On Friday, Los Angeles County reported 8,954 new cases, 1,223 hospitalizations, and a seven-day average positivity rate of 16.3 percent. For perspective, on June 15, there were 3,310 new cases, 579 hospitalizations, and a positivity rate of 7.5 percent.
“One thing I feel certain about is that, given the rich toolkit at hand, we should not settle for the existing high rates of morbidity and mortality that disproportionately affect those most vulnerable; we do need to continue to take care of each other,” Ferrer said in a statement. “With the high rates of transmission fueling the increased risks, sensible safety precautions that can slow down the spread of the virus are warranted and that includes universal indoor masking.”
Dr. Eric Topol, cardiologist and founder of the Scripps Research Translational Institute, said COVID variant BA.5 is the “worst version of the virus that we’ve seen,” and that its transmissibility is “well beyond” previous iterations of the Omicron family. Meaning, the virus is able to easily skirt around immunity provided by vaccines and previous infection. On Sunday, the seven-day moving average for cases in the U.S. was 122,639, according to CDC data. From July 3 to 9, the BA.5 strain accounted for 65 percent of cases.

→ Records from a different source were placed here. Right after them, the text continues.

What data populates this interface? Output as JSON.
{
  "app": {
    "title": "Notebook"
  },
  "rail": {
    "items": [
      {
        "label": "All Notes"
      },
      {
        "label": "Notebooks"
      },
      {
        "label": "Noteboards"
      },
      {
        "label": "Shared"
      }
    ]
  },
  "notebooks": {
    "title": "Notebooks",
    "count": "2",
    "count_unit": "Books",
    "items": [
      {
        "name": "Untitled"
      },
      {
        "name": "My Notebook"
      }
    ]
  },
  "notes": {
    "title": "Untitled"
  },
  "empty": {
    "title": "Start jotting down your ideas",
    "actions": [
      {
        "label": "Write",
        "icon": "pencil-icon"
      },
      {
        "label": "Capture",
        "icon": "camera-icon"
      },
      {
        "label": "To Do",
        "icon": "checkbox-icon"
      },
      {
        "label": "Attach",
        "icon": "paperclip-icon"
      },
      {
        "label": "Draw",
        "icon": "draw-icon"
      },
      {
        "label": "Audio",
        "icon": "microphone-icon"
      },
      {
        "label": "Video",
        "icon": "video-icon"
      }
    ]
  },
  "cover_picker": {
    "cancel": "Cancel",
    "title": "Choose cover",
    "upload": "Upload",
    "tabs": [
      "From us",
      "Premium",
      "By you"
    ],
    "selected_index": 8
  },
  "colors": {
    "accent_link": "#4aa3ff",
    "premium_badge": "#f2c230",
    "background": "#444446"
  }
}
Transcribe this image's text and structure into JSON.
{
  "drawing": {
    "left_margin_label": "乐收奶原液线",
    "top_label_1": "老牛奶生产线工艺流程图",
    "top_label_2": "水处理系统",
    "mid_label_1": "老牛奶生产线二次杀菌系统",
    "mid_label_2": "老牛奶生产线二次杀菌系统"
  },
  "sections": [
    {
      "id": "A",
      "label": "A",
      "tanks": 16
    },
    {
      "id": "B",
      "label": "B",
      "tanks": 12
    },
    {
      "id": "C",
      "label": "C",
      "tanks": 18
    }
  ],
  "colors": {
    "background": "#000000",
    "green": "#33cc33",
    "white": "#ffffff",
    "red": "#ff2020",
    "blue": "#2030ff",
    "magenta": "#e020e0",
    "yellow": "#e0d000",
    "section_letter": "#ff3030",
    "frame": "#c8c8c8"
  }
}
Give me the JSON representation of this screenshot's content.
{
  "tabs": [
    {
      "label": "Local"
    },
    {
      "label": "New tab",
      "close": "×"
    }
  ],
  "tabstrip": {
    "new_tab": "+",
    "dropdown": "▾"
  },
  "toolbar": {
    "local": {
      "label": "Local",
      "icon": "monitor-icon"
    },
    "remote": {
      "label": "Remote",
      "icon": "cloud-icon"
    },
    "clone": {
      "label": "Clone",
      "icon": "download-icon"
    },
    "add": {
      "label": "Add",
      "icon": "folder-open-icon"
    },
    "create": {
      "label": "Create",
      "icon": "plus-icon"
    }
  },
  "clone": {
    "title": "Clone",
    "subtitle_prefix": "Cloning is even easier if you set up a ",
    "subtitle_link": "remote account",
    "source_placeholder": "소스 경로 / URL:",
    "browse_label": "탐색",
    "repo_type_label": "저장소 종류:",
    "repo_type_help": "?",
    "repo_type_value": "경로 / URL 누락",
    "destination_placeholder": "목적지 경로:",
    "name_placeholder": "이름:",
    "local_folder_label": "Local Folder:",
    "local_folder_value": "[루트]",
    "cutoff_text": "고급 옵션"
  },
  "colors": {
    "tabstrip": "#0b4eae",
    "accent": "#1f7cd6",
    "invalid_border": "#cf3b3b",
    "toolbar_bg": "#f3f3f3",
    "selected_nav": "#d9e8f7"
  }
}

King County, home of Seattle, could also see the return of indoor mask mandates. Dr. Jeffrey Duchin, King County’s public health officer, said the area is seeing more cases now than it did during the Delta spike, according to a report from KOMO News. The official recently said during a press briefing that “we are in active discussions about if and when to consider re-issuing a mask mandate.”